Из-за прибытия Марии в комнате собрались наиболее уважаемые старейшины общины, ближайшие друзья и сторонники Павла. Они вполголоса переговаривались между собой, от времени до времени робко поглядывая на закрытые темной занавеской двери, откуда слышался все время как бы проникновенный шепот, прерываемый глухими стонами.
Мария почувствовала себя как-то чуждо, печально и скверно среди этих людей, гораздо более одинокой, чем в пустыне, и ее охватила глубокая скорбь о покинутой тишине и уединении.
Вдруг занавеска раздвинулась, все встали, невольно встала и она. На пороге появился мужчина невысокого роста, крепкий, пожилой, с широкими плечами, согнутыми в дугу ногами и лысой квадратной головой. На удивительно бледном лице, окрашенном густой бородой, особенно резко бросался в глаза длинный горбатый нос и большие черные глаза, проницательно смотревшие из-под нахмуренных бровей.
Это был апостол Павел.
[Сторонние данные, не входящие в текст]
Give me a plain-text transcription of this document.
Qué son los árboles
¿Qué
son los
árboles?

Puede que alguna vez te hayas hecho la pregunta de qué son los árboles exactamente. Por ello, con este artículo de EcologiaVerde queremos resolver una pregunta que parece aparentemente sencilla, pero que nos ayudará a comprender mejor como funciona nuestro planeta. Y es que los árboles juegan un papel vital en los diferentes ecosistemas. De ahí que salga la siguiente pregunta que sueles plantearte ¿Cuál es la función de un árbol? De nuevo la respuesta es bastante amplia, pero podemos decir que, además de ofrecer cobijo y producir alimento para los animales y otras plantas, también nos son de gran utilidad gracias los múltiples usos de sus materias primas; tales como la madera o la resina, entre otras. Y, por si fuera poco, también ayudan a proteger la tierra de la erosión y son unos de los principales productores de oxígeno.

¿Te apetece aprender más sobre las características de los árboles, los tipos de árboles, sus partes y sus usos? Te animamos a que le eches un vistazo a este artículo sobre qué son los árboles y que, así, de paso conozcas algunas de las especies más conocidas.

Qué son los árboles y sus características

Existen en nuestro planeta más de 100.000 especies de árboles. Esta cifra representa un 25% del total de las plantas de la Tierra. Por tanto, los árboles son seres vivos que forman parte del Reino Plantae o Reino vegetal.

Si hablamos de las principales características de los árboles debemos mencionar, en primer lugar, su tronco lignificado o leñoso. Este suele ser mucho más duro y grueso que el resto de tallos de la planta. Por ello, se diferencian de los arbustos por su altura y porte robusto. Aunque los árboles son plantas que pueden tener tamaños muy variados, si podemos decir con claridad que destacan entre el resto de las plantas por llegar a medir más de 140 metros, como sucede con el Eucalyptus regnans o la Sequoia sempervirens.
Он быстро подошел к Марии, схватил ее за руку и, повернув ладони, осмотрел красные пятна, взглянул на стигматы ног и, без церемонии подняв высоко, до самой груди, с левой стороны платье, окинул взглядом яркую полосу на боку и воскликнул:
-- Воистину -- все.
Мария, обнаженная так неожиданно, вспыхнула, вырвалась у него из рук и торопливо опустила платье.
А он сурово посмотрел на нее и сказал:
-- Обнажали тебя многие мужи из жадности к красоте твоей и ласкам твоим -- и ты не стыдилась, чего же ты стыдишься теперь, когда тебя обнажает апостол, чтобы видеть знаки Христовы?
-- Я тебя не знаю, ты не был среди двенадцати, -- порывисто ответила Мария, бледная от гнева и волнения.
Присутствующие испугались. Мария задела самое больное место апостола.
В глубоких глазах Павла загорелся огонь.
-- Я не был среди двенадцати. И не хожу к ним, и ничего не взял от них. Не выбирали они меня, как Матфея, но сам Иисус Христос избрал меня, призвал, крестил меня с неба огнем своим раньше, чем облил меня водой смертный человек.
Разве я не апостол? -- обратился он со стремительным вопросом ко всем стоявшим в зале.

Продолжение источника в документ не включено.